Yesterday, when I left work , I went home and slumped down in my chair with a beer to drown my sorrows because I couldn't go fishing. Then the ol' lady Snuck up behind me and covered my eyes and said, 'Surprise'."
"When I peeled her hands back, she was standing there in a beautiful see through negligee and she said, ' Carry me into the bedroom, tie me to the bed and you can do whatever you want'.....
So, Here I am!"
COUNSELING - SOUTHERN STYLE
Earl and Bubba are quietly sitting in a boat fishing, chewing tabacco and drinking beer when suddenly Bubba says,
"Think I'm gonna divorce the wife - she ain't spoke to me in over 2 months."
Earl spits overboard, takes a long, slow sip of beer and says,
"Better think it over..............women like that are hard to find."
How to find out who is really "Mans best friend".

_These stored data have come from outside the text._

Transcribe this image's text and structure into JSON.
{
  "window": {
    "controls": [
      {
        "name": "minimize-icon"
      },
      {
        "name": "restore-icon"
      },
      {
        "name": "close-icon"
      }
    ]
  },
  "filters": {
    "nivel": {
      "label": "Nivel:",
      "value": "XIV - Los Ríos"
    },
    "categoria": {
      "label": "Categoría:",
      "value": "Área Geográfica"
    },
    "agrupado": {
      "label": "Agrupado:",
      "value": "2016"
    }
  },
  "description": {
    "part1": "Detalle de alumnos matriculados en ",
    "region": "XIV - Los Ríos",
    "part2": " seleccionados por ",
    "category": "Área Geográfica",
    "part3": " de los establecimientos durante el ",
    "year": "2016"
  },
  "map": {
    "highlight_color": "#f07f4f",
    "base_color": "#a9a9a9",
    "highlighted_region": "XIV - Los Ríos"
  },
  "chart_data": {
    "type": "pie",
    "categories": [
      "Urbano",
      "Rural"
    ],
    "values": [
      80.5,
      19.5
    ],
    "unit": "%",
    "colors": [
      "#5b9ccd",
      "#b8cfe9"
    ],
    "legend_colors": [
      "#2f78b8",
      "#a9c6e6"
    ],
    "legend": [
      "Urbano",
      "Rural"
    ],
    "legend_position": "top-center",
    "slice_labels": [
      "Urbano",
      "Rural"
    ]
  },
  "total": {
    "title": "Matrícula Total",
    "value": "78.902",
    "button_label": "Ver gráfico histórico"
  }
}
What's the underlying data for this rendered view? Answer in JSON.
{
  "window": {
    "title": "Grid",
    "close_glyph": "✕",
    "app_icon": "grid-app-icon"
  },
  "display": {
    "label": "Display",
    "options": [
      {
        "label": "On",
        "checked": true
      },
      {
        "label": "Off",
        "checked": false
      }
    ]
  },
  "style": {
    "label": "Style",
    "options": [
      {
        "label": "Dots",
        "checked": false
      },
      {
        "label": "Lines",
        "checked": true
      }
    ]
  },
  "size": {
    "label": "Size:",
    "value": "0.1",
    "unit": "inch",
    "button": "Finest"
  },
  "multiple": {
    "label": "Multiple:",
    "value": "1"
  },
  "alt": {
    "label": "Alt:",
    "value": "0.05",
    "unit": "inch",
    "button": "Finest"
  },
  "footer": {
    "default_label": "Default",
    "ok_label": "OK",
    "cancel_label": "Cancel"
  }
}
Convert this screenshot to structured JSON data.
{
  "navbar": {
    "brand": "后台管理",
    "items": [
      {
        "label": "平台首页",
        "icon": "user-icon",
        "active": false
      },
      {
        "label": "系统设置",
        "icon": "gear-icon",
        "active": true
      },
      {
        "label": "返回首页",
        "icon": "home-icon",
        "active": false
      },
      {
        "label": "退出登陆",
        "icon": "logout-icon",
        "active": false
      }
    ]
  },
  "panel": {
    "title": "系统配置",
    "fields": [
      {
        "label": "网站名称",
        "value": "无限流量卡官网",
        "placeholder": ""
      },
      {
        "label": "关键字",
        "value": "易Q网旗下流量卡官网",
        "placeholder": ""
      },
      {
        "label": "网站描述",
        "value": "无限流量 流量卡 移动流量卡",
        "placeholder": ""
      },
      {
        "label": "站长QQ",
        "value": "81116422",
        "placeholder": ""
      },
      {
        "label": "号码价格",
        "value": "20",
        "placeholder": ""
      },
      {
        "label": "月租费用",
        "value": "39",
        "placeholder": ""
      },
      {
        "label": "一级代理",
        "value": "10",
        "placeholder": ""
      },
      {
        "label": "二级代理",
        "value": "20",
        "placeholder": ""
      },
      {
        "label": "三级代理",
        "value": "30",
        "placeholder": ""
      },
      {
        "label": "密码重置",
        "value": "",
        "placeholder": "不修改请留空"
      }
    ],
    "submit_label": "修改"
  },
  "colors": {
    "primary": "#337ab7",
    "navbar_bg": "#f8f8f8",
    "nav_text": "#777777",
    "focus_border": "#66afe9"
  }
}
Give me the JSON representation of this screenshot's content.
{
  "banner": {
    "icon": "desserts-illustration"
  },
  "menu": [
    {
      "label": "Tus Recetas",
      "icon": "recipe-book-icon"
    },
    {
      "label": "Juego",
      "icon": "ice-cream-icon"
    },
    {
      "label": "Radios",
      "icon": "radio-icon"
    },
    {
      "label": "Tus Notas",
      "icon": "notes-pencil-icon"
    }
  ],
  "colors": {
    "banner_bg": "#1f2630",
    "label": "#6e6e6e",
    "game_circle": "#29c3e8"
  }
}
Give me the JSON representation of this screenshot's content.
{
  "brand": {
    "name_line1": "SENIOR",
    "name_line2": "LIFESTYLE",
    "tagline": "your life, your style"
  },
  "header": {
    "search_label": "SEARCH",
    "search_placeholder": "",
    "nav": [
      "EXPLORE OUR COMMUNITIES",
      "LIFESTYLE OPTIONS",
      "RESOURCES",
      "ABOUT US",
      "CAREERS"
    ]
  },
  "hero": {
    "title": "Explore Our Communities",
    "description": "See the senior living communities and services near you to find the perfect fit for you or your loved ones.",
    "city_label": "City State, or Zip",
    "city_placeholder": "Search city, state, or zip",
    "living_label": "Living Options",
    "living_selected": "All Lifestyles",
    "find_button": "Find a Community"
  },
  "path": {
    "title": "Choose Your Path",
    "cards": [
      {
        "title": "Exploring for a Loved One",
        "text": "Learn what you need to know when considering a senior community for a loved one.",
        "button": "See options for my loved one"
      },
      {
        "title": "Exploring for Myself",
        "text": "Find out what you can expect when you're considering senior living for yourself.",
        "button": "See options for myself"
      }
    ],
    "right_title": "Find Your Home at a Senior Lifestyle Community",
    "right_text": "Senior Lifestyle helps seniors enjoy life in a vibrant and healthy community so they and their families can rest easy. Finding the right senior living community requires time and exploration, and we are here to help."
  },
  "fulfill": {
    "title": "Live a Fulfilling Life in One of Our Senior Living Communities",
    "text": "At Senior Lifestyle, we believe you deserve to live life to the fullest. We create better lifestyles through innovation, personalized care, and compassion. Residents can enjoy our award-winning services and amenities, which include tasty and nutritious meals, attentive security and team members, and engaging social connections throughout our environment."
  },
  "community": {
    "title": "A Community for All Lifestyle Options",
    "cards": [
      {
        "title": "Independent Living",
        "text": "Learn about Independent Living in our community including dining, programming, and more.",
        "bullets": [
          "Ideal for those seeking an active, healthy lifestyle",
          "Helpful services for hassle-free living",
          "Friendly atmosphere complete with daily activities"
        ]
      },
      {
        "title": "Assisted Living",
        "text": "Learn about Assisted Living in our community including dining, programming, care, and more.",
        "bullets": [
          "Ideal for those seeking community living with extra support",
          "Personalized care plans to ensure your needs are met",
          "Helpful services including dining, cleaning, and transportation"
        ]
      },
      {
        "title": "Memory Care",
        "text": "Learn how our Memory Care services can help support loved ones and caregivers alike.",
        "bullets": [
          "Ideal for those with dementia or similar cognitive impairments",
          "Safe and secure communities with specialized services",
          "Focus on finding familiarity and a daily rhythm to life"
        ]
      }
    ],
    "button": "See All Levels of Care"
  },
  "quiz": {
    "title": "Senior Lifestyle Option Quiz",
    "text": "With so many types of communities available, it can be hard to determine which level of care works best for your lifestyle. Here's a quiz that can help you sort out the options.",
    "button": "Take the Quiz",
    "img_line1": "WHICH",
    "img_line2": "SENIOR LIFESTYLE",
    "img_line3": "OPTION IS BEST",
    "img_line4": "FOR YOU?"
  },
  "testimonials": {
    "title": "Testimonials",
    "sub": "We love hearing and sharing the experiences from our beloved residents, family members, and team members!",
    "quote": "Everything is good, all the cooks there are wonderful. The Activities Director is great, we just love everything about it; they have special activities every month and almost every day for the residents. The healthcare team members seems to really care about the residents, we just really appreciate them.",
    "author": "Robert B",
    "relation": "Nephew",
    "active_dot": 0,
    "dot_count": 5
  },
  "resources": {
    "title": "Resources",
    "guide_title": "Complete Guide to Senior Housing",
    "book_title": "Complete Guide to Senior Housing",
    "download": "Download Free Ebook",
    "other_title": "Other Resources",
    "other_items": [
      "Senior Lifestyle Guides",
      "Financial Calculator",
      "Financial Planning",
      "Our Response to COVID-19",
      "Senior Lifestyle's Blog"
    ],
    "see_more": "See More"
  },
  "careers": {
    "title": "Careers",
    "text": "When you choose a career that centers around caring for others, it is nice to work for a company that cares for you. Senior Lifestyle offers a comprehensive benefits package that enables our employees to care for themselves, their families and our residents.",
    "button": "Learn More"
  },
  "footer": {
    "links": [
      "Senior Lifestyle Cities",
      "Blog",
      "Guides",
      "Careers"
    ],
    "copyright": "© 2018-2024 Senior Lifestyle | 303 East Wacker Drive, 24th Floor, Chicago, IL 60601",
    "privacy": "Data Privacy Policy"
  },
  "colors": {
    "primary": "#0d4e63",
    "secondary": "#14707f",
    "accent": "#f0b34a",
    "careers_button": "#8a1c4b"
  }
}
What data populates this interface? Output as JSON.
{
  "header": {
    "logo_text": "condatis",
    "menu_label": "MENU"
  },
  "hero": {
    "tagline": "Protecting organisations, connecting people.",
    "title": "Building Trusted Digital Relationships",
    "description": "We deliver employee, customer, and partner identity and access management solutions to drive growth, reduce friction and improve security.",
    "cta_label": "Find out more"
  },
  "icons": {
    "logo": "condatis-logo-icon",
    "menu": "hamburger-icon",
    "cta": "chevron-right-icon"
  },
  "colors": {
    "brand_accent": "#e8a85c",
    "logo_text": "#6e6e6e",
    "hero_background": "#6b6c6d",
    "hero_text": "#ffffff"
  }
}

Lock your Dog and your wife in the back of your rig for 3 hours .
Open it up and see which one is happy to see you again!!!
I took my wife to a restaurant. The waiter, for some reason, took my order first.
'I'll have the strip steak, medium rare, please.'
He said, 'Aren't you worried about the mad cow?'
'Nah, she can order for herself.'
And that's how the fight started.....
I tried to talk my wife into buying a case of Miller Light for $14.95. Instead, she bought a jar of cold cream for $7.95.
I told her the beer would make her look better at night than the cold cream. And that's how the fight started.